Further tests showed the system not only reduces H₂S but also lowers BOD (biochemical oxygen demand), COD (chemical oxygen demand), and dissolved solids—key indicators in wastewater treatment. Even the water’s pH, previously acidic due to H₂S, returned to near-neutral. The end result: water that can be reused as technical water in the factory or as a base for organic liquid fertilizer.

 

One of the strengths of this research lies in its outstanding cost-efficiency. The system’s production cost is only around IDR 54.8 per liter, while its economic value reaches IDR 709 per liter—mainly from the sale of Azolla biofertilizer and the sulfur resulting from oxidation. This is a concrete example of how sustainability and profit can go hand in hand.

 

“We wanted to prove that environmentally friendly technology doesn’t have to be expensive or exclusive. With this bio-based approach, even small palm oil mills can adopt it,” said Bambang Trisakti.

The impact of this system is not limited to the micro-environment within factories. On a broader scale, this system can address the major challenges in the palm oil sector: disposing of waste without pollution, producing clean energy, and recovering water for reuse.

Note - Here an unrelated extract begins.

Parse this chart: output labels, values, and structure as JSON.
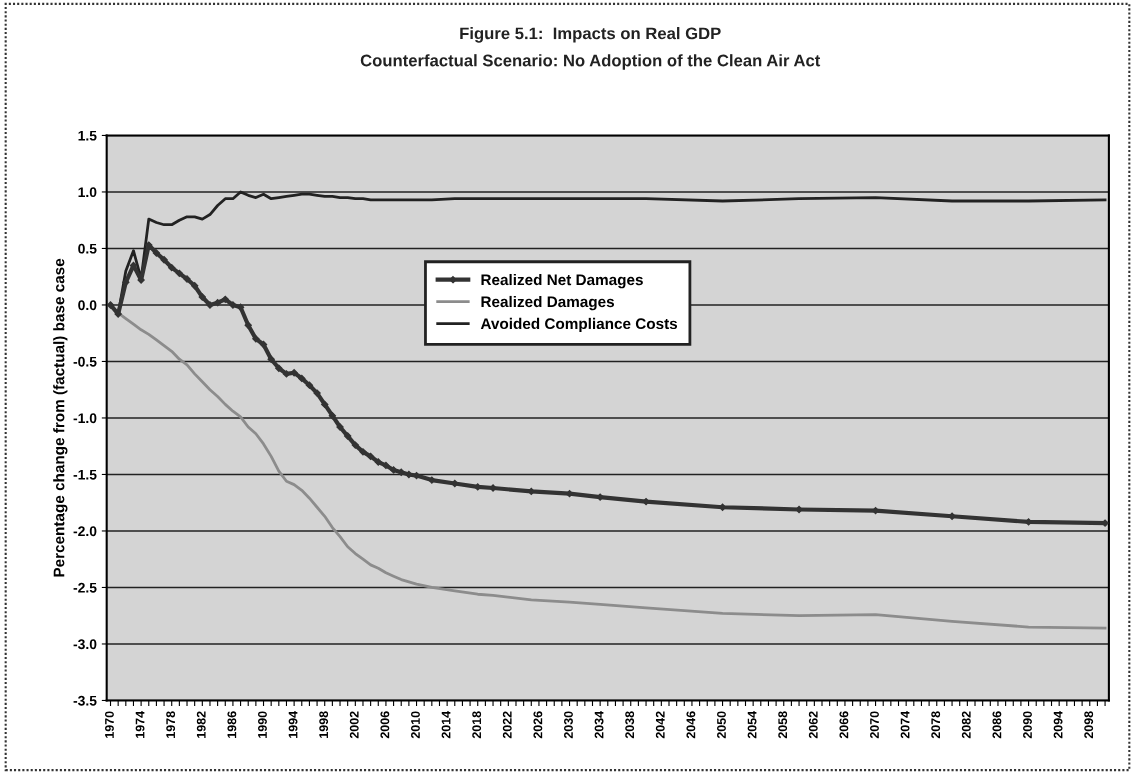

It touches on all three pillars of sustainability—economic, social, and ecological.

 

This story is a tangible example of how scientific research can solve real national problems. Not just an ivory tower, but a bridge to cleaner, more economical, and more just industry. A small column absorbing toxic gas, a row of bacteria under a microscope, and tiny aquatic plants floating in a pond—all working together in a system that transforms waste into blessing.

 

And perhaps, one day, when palm oil mills in Indonesia no longer emit foul odors or release wastewater into rivers, we’ll look back and say it all began in a humble laboratory—with a glimmer of courage to challenge the tide of waste, and a firm belief that not even a single drop of water should go to waste.